Redaktor Maciej Ziółkowski

Maciej Ziółkowski

Źródło: Legia.Net

10.03.2022 19:30

(akt. 10.03.2022 19:30)

W sobotę, 12 marca (godz. 13:30), Legia II Warszawa wraca do gry o stawkę. Tego dnia III-ligowe rezerwy zmierzą się u siebie z Pilicą Białobrzegi, z którą przegrały w rundzie jesiennej. Przed rozpoczęciem drugiej części rozgrywek porozmawialiśmy z trenerem "dwójki", Markiem Gołębiewskim, o m.in. okresie przygotowawczym, sparingach, zmianach kadrowych i systemowych. Zapraszamy do lektury.

– Jestem szczególnie usatysfakcjonowany z zimowego okresu przygotowawczego. Mieliśmy bardzo dobre warunki do treningu, balon (hala pneumatyczna – red.), pogoda nam nie przeszkadzała. Wszystkie jednostki zrealizowaliśmy. Sparingi, które były zaplanowane, zostały rozegrane – można być z nich zadowolonym. Myślę, że całościowo – na plus.

Na co zwracaliście największą uwagę podczas zajęć?

– Ja, jako trener, mam kilka takich rzeczy. W drugiej rundzie nastąpi zmiana systemu gry – chodzi o organizację w defensywie i rozmieszczenie w ataku pozycyjnym. To dwa elementy, na których mocniej skupialiśmy się w ostatnich tygodniach. Nie zapomnieliśmy o przygotowaniu fizycznym. W tym roku dochodzi nam rywalizacja w mazowieckim Pucharze Polski, więc musimy być drużyną dobrze przygotowaną do całej rundy.

Mówi pan o korektach w obronie – tyczy się to również formacji? Będziecie grać czwórką czy trójką z tyłu?

– Raczej zawsze starałem się grać czwórką obrońców – jedynie w pierwszym zespole, gdzie wymagała tego sytuacja, stawialiśmy na trójosobowy blok defensywny. Teraz będzie to najprawdopodobniej czwórka z tyłu.

Jeśli chodzi o jesień, to rezerwy najlepiej radziły sobie w październiku, w trakcie którego cztery razy wygrały i odrobiły część strat do czołówki. Widać było wówczas zgranie, wszystko zaczęło odpowiednio funkcjonować. Pewnie będziecie chcieli do tego dążyć.

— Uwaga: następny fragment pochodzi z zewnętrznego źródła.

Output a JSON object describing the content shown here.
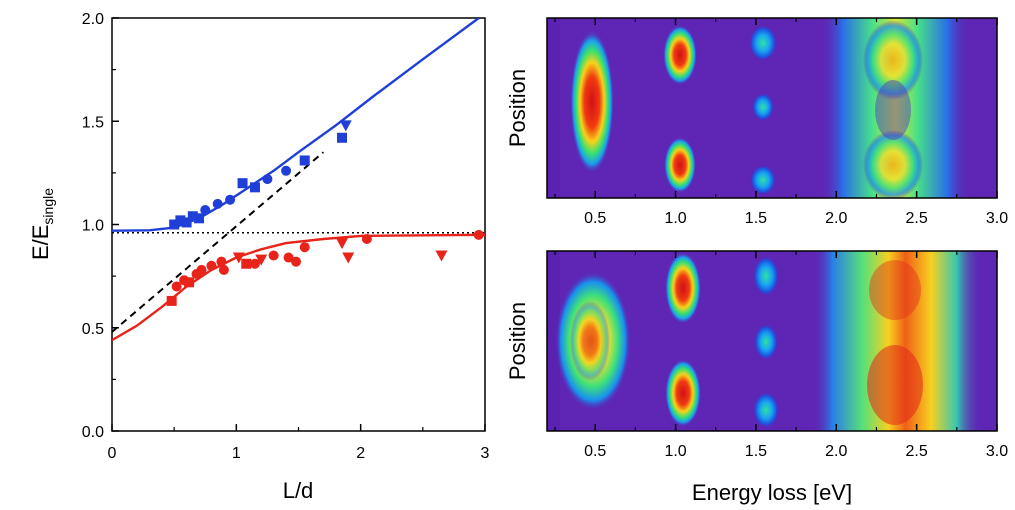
{
  "chart_data": [
    {
      "type": "scatter",
      "xlabel": "L/d",
      "ylabel_main": "E/E",
      "ylabel_sub": "single",
      "xlim": [
        0,
        3
      ],
      "ylim": [
        0,
        2.0
      ],
      "x_ticks": [
        "0",
        "1",
        "2",
        "3"
      ],
      "y_ticks": [
        "0.0",
        "0.5",
        "1.0",
        "1.5",
        "2.0"
      ],
      "colors": {
        "upper": "#1f3fd6",
        "lower": "#e8231a",
        "asymptote": "#000000"
      },
      "series": [
        {
          "points": [
            {
              "x": 0.5,
              "y": 1.0,
              "marker": "square"
            },
            {
              "x": 0.55,
              "y": 1.02,
              "marker": "square"
            },
            {
              "x": 0.6,
              "y": 1.01,
              "marker": "square"
            },
            {
              "x": 0.65,
              "y": 1.04,
              "marker": "square"
            },
            {
              "x": 0.7,
              "y": 1.03,
              "marker": "square"
            },
            {
              "x": 0.75,
              "y": 1.07,
              "marker": "circle"
            },
            {
              "x": 0.85,
              "y": 1.1,
              "marker": "circle"
            },
            {
              "x": 0.95,
              "y": 1.12,
              "marker": "circle"
            },
            {
              "x": 1.05,
              "y": 1.2,
              "marker": "square"
            },
            {
              "x": 1.15,
              "y": 1.18,
              "marker": "square"
            },
            {
              "x": 1.25,
              "y": 1.22,
              "marker": "circle"
            },
            {
              "x": 1.4,
              "y": 1.26,
              "marker": "circle"
            },
            {
              "x": 1.55,
              "y": 1.31,
              "marker": "square"
            },
            {
              "x": 1.85,
              "y": 1.42,
              "marker": "square"
            },
            {
              "x": 1.88,
              "y": 1.48,
              "marker": "triangle-down"
            }
          ],
          "fit": [
            [
              0,
              0.97
            ],
            [
              0.3,
              0.972
            ],
            [
              0.5,
              0.985
            ],
            [
              0.7,
              1.03
            ],
            [
              0.9,
              1.1
            ],
            [
              1.1,
              1.18
            ],
            [
              1.3,
              1.26
            ],
            [
              1.5,
              1.35
            ],
            [
              1.8,
              1.48
            ],
            [
              2.1,
              1.62
            ],
            [
              2.5,
              1.8
            ],
            [
              2.95,
              2.0
            ]
          ]
        },
        {
          "points": [
            {
              "x": 0.48,
              "y": 0.63,
              "marker": "square"
            },
            {
              "x": 0.52,
              "y": 0.7,
              "marker": "circle"
            },
            {
              "x": 0.58,
              "y": 0.73,
              "marker": "circle"
            },
            {
              "x": 0.62,
              "y": 0.72,
              "marker": "square"
            },
            {
              "x": 0.68,
              "y": 0.76,
              "marker": "circle"
            },
            {
              "x": 0.72,
              "y": 0.78,
              "marker": "circle"
            },
            {
              "x": 0.8,
              "y": 0.8,
              "marker": "circle"
            },
            {
              "x": 0.88,
              "y": 0.82,
              "marker": "circle"
            },
            {
              "x": 0.9,
              "y": 0.78,
              "marker": "circle"
            },
            {
              "x": 1.02,
              "y": 0.84,
              "marker": "triangle-down"
            },
            {
              "x": 1.08,
              "y": 0.81,
              "marker": "square"
            },
            {
              "x": 1.15,
              "y": 0.81,
              "marker": "circle"
            },
            {
              "x": 1.2,
              "y": 0.83,
              "marker": "triangle-down"
            },
            {
              "x": 1.3,
              "y": 0.85,
              "marker": "circle"
            },
            {
              "x": 1.42,
              "y": 0.84,
              "marker": "circle"
            },
            {
              "x": 1.48,
              "y": 0.82,
              "marker": "circle"
            },
            {
              "x": 1.55,
              "y": 0.89,
              "marker": "circle"
            },
            {
              "x": 1.85,
              "y": 0.91,
              "marker": "triangle-down"
            },
            {
              "x": 1.9,
              "y": 0.84,
              "marker": "triangle-down"
            },
            {
              "x": 2.05,
              "y": 0.93,
              "marker": "circle"
            },
            {
              "x": 2.65,
              "y": 0.85,
              "marker": "triangle-down"
            },
            {
              "x": 2.95,
              "y": 0.95,
              "marker": "circle"
            }
          ],
          "fit": [
            [
              0,
              0.44
            ],
            [
              0.2,
              0.51
            ],
            [
              0.4,
              0.6
            ],
            [
              0.6,
              0.7
            ],
            [
              0.8,
              0.78
            ],
            [
              1.0,
              0.84
            ],
            [
              1.2,
              0.88
            ],
            [
              1.4,
              0.91
            ],
            [
              1.7,
              0.93
            ],
            [
              2.0,
              0.945
            ],
            [
              3.0,
              0.95
            ]
          ]
        }
      ],
      "asymptotes": [
        {
          "style": "dashed",
          "from": [
            0,
            0.48
          ],
          "to": [
            1.7,
            1.35
          ]
        },
        {
          "style": "dotted",
          "y": 0.96
        }
      ]
    },
    {
      "type": "heatmap",
      "ylabel": "Position",
      "xlim": [
        0.2,
        3.0
      ],
      "x_ticks": [
        "0.5",
        "1.0",
        "1.5",
        "2.0",
        "2.5",
        "3.0"
      ],
      "description_colormap": "rainbow (purple to red)",
      "peaks_eV": [
        0.5,
        1.05,
        1.55,
        2.35
      ]
    },
    {
      "type": "heatmap",
      "xlabel": "Energy loss [eV]",
      "ylabel": "Position",
      "xlim": [
        0.2,
        3.0
      ],
      "x_ticks": [
        "0.5",
        "1.0",
        "1.5",
        "2.0",
        "2.5",
        "3.0"
      ],
      "peaks_eV": [
        0.47,
        1.03,
        1.55,
        2.35
      ]
    }
  ]
}
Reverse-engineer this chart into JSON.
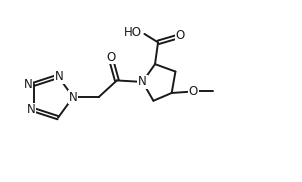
{
  "bg_color": "#ffffff",
  "line_color": "#1a1a1a",
  "line_width": 1.4,
  "font_size": 8.5,
  "xlim": [
    0,
    10
  ],
  "ylim": [
    0,
    6
  ]
}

– Dokładnie. Gra – po dwóch miesiącach od letnich przygotowań – zaczęła wyglądać tak, jak chcieliśmy. Myślę, że te dwa miesiące więcej, które mieliśmy teraz, bo okres zimowy był dłuższy, będą działały na naszą korzyść. I sprawią, że pierwsze kolejki pokażą w jakim kierunku chcemy iść. Mamy dwa bardzo ważne mecze u siebie – z Pilicą i Mamrami. Pierwsze spotkanie, które zawsze jest wielką niewiadomą, na pewno nie będzie jeszcze takie, jak bym sobie życzył. Ale myślę, że chłopcy rozumieją ustawienie taktyczne, sposób przechodzenia z jednego systemu do drugiego – będziemy inaczej bronili i atakowali. Mieliśmy trochę czasu, aby ich tego nauczyć.

Mógłby pan troszeczkę zdradzić, jak będą wyglądały te zmiany w bronieniu i atakowaniu?

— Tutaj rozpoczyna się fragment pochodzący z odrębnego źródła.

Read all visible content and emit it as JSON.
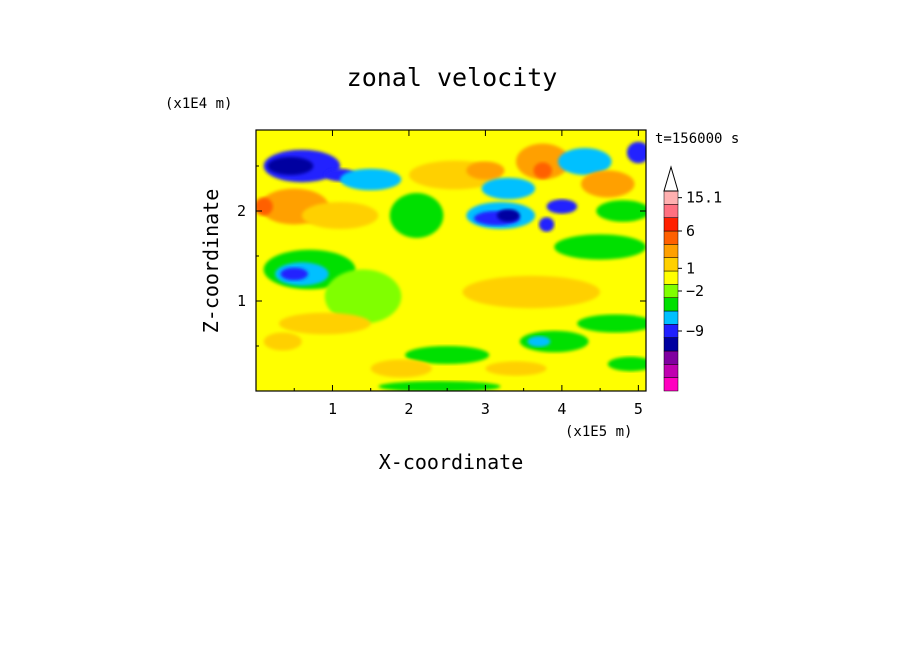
{
  "chart_data": {
    "type": "heatmap",
    "title": "zonal velocity",
    "xlabel": "X-coordinate",
    "ylabel": "Z-coordinate",
    "x_multiplier": "(x1E5 m)",
    "y_multiplier": "(x1E4 m)",
    "time_label": "t=156000 s",
    "xlim": [
      0,
      5.1
    ],
    "ylim": [
      0,
      2.9
    ],
    "x_ticks": [
      1,
      2,
      3,
      4,
      5
    ],
    "y_ticks": [
      1,
      2
    ],
    "colorbar": {
      "levels_bottom_to_top": [
        "#ff00c0",
        "#c000b0",
        "#8000a0",
        "#0000a0",
        "#2020ff",
        "#00c0ff",
        "#00e000",
        "#80ff00",
        "#ffff00",
        "#ffd000",
        "#ffa000",
        "#ff6000",
        "#ff2000",
        "#ff7080",
        "#ffb0b0"
      ],
      "labels": [
        {
          "text": "15.1",
          "level": 14.5
        },
        {
          "text": "6",
          "level": 12
        },
        {
          "text": "1",
          "level": 9.2
        },
        {
          "text": "−2",
          "level": 7.5
        },
        {
          "text": "−9",
          "level": 4.5
        }
      ],
      "extend_max_color": "#ffffff"
    },
    "blobs": [
      {
        "x": 0.6,
        "z": 2.5,
        "rx": 0.5,
        "rz": 0.18,
        "c": "#2020ff"
      },
      {
        "x": 0.45,
        "z": 2.5,
        "rx": 0.3,
        "rz": 0.1,
        "c": "#0000a0"
      },
      {
        "x": 1.1,
        "z": 2.4,
        "rx": 0.2,
        "rz": 0.07,
        "c": "#2020ff"
      },
      {
        "x": 1.5,
        "z": 2.35,
        "rx": 0.4,
        "rz": 0.12,
        "c": "#00c0ff"
      },
      {
        "x": 0.5,
        "z": 2.05,
        "rx": 0.45,
        "rz": 0.2,
        "c": "#ffa000"
      },
      {
        "x": 0.1,
        "z": 2.05,
        "rx": 0.12,
        "rz": 0.1,
        "c": "#ff6000"
      },
      {
        "x": 1.1,
        "z": 1.95,
        "rx": 0.5,
        "rz": 0.15,
        "c": "#ffd000"
      },
      {
        "x": 2.1,
        "z": 1.95,
        "rx": 0.35,
        "rz": 0.25,
        "c": "#00e000"
      },
      {
        "x": 2.6,
        "z": 2.4,
        "rx": 0.6,
        "rz": 0.16,
        "c": "#ffd000"
      },
      {
        "x": 3.0,
        "z": 2.45,
        "rx": 0.25,
        "rz": 0.1,
        "c": "#ffa000"
      },
      {
        "x": 3.3,
        "z": 2.25,
        "rx": 0.35,
        "rz": 0.12,
        "c": "#00c0ff"
      },
      {
        "x": 3.2,
        "z": 1.95,
        "rx": 0.45,
        "rz": 0.15,
        "c": "#00c0ff"
      },
      {
        "x": 3.15,
        "z": 1.92,
        "rx": 0.3,
        "rz": 0.08,
        "c": "#2020ff"
      },
      {
        "x": 3.3,
        "z": 1.95,
        "rx": 0.15,
        "rz": 0.07,
        "c": "#0000a0"
      },
      {
        "x": 3.8,
        "z": 1.85,
        "rx": 0.1,
        "rz": 0.08,
        "c": "#2020ff"
      },
      {
        "x": 4.0,
        "z": 2.05,
        "rx": 0.2,
        "rz": 0.08,
        "c": "#2020ff"
      },
      {
        "x": 3.75,
        "z": 2.55,
        "rx": 0.35,
        "rz": 0.2,
        "c": "#ffa000"
      },
      {
        "x": 3.75,
        "z": 2.45,
        "rx": 0.12,
        "rz": 0.09,
        "c": "#ff6000"
      },
      {
        "x": 4.3,
        "z": 2.55,
        "rx": 0.35,
        "rz": 0.15,
        "c": "#00c0ff"
      },
      {
        "x": 4.6,
        "z": 2.3,
        "rx": 0.35,
        "rz": 0.15,
        "c": "#ffa000"
      },
      {
        "x": 4.8,
        "z": 2.0,
        "rx": 0.35,
        "rz": 0.12,
        "c": "#00e000"
      },
      {
        "x": 5.0,
        "z": 2.65,
        "rx": 0.15,
        "rz": 0.12,
        "c": "#2020ff"
      },
      {
        "x": 4.5,
        "z": 1.6,
        "rx": 0.6,
        "rz": 0.14,
        "c": "#00e000"
      },
      {
        "x": 0.7,
        "z": 1.35,
        "rx": 0.6,
        "rz": 0.22,
        "c": "#00e000"
      },
      {
        "x": 0.6,
        "z": 1.3,
        "rx": 0.35,
        "rz": 0.13,
        "c": "#00c0ff"
      },
      {
        "x": 0.5,
        "z": 1.3,
        "rx": 0.18,
        "rz": 0.07,
        "c": "#2020ff"
      },
      {
        "x": 1.4,
        "z": 1.05,
        "rx": 0.5,
        "rz": 0.3,
        "c": "#80ff00"
      },
      {
        "x": 2.6,
        "z": 1.5,
        "rx": 0.7,
        "rz": 0.18,
        "c": "#ffff00"
      },
      {
        "x": 3.6,
        "z": 1.1,
        "rx": 0.9,
        "rz": 0.18,
        "c": "#ffd000"
      },
      {
        "x": 4.7,
        "z": 0.75,
        "rx": 0.5,
        "rz": 0.1,
        "c": "#00e000"
      },
      {
        "x": 0.9,
        "z": 0.75,
        "rx": 0.6,
        "rz": 0.12,
        "c": "#ffd000"
      },
      {
        "x": 0.35,
        "z": 0.55,
        "rx": 0.25,
        "rz": 0.1,
        "c": "#ffd000"
      },
      {
        "x": 3.9,
        "z": 0.55,
        "rx": 0.45,
        "rz": 0.12,
        "c": "#00e000"
      },
      {
        "x": 3.7,
        "z": 0.55,
        "rx": 0.15,
        "rz": 0.06,
        "c": "#00c0ff"
      },
      {
        "x": 2.5,
        "z": 0.4,
        "rx": 0.55,
        "rz": 0.1,
        "c": "#00e000"
      },
      {
        "x": 1.9,
        "z": 0.25,
        "rx": 0.4,
        "rz": 0.1,
        "c": "#ffd000"
      },
      {
        "x": 3.4,
        "z": 0.25,
        "rx": 0.4,
        "rz": 0.08,
        "c": "#ffd000"
      },
      {
        "x": 2.4,
        "z": 0.05,
        "rx": 0.8,
        "rz": 0.06,
        "c": "#00e000"
      },
      {
        "x": 4.9,
        "z": 0.3,
        "rx": 0.3,
        "rz": 0.08,
        "c": "#00e000"
      }
    ]
  }
}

– No właśnie nie mogę (śmiech). Podałbym wtedy przeciwnikom gotowe danie, niech rozszyfrują nas sami. Mogę jedynie powiedzieć, że inaczej będziemy bronić, a w innym systemie będziemy budować akcje. Fazy przejściowe – z obrony do ataku i na odwrót – okażą się bardzo ważne.

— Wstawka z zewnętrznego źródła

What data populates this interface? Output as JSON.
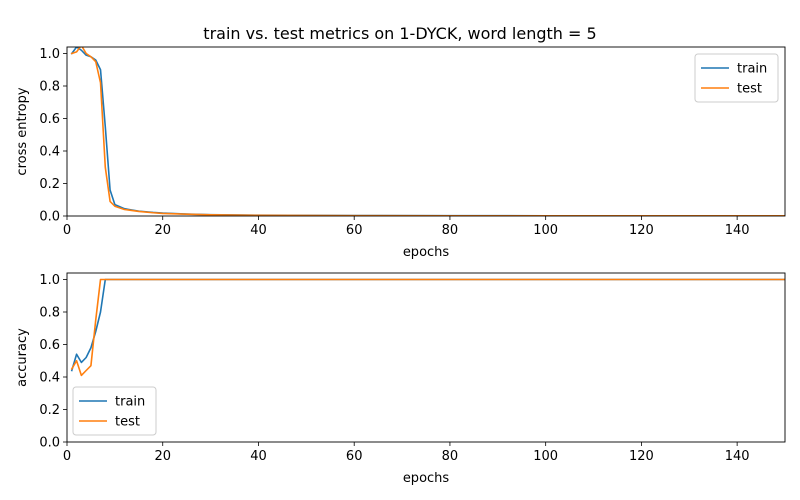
{
  "title": "train vs. test metrics on 1-DYCK, word length = 5",
  "colors": {
    "train": "#1f77b4",
    "test": "#ff7f0e"
  },
  "chart_data": [
    {
      "type": "line",
      "xlabel": "epochs",
      "ylabel": "cross entropy",
      "xlim": [
        0,
        150
      ],
      "ylim": [
        0,
        1.04
      ],
      "xticks": [
        "0",
        "20",
        "40",
        "60",
        "80",
        "100",
        "120",
        "140"
      ],
      "yticks": [
        "0.0",
        "0.2",
        "0.4",
        "0.6",
        "0.8",
        "1.0"
      ],
      "legend": "upper-right",
      "series": [
        {
          "name": "train",
          "x": [
            1,
            2,
            3,
            4,
            5,
            6,
            7,
            8,
            9,
            10,
            12,
            15,
            18,
            20,
            25,
            30,
            40,
            60,
            80,
            100,
            120,
            150
          ],
          "y": [
            1.0,
            1.04,
            1.02,
            0.99,
            0.98,
            0.96,
            0.9,
            0.55,
            0.16,
            0.07,
            0.045,
            0.03,
            0.022,
            0.018,
            0.012,
            0.008,
            0.005,
            0.003,
            0.002,
            0.0015,
            0.001,
            0.001
          ]
        },
        {
          "name": "test",
          "x": [
            1,
            2,
            3,
            4,
            5,
            6,
            7,
            8,
            9,
            10,
            12,
            15,
            18,
            20,
            25,
            30,
            40,
            60,
            80,
            100,
            120,
            150
          ],
          "y": [
            1.0,
            1.01,
            1.05,
            1.0,
            0.98,
            0.95,
            0.82,
            0.3,
            0.09,
            0.06,
            0.04,
            0.028,
            0.02,
            0.016,
            0.011,
            0.007,
            0.004,
            0.002,
            0.0015,
            0.001,
            0.001,
            0.001
          ]
        }
      ]
    },
    {
      "type": "line",
      "xlabel": "epochs",
      "ylabel": "accuracy",
      "xlim": [
        0,
        150
      ],
      "ylim": [
        0,
        1.04
      ],
      "xticks": [
        "0",
        "20",
        "40",
        "60",
        "80",
        "100",
        "120",
        "140"
      ],
      "yticks": [
        "0.0",
        "0.2",
        "0.4",
        "0.6",
        "0.8",
        "1.0"
      ],
      "legend": "lower-left",
      "series": [
        {
          "name": "train",
          "x": [
            1,
            2,
            3,
            4,
            5,
            6,
            7,
            8,
            9,
            150
          ],
          "y": [
            0.44,
            0.54,
            0.49,
            0.52,
            0.58,
            0.68,
            0.8,
            1.0,
            1.0,
            1.0
          ]
        },
        {
          "name": "test",
          "x": [
            1,
            2,
            3,
            4,
            5,
            6,
            7,
            8,
            9,
            150
          ],
          "y": [
            0.45,
            0.5,
            0.41,
            0.44,
            0.47,
            0.75,
            1.0,
            1.0,
            1.0,
            1.0
          ]
        }
      ]
    }
  ]
}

Gdy przychodził pan do Legii, to powtarzał, że chce grać futbol ofensywny, radosny, odważny. Zakładam, że dalej tak jest.

– Nie zmieniam frontu. Cały czas chcę, aby moje zespoły grały w ten sposób, tworzyły sytuacje bramkowe, a umiejętności techniczne muszą pozwolić na ich wykorzystanie. Gdy dołożymy do tego dobrą organizację w defensywie i utratę małej liczby goli, to jest szansa na sukces. Wszystko jednak weryfikuje boisko. To bardzo fajne, że szkoleniowcy mają wizje, plany, modele gry, ale sztuką jest posiadać wykonawców, których się później do tego przekona. Jak te czynniki się ze sobą połączą, to powinno być w porządku.

Marek Gołębiewski

Które aspekty nie są jeszcze na optymalnym poziomie?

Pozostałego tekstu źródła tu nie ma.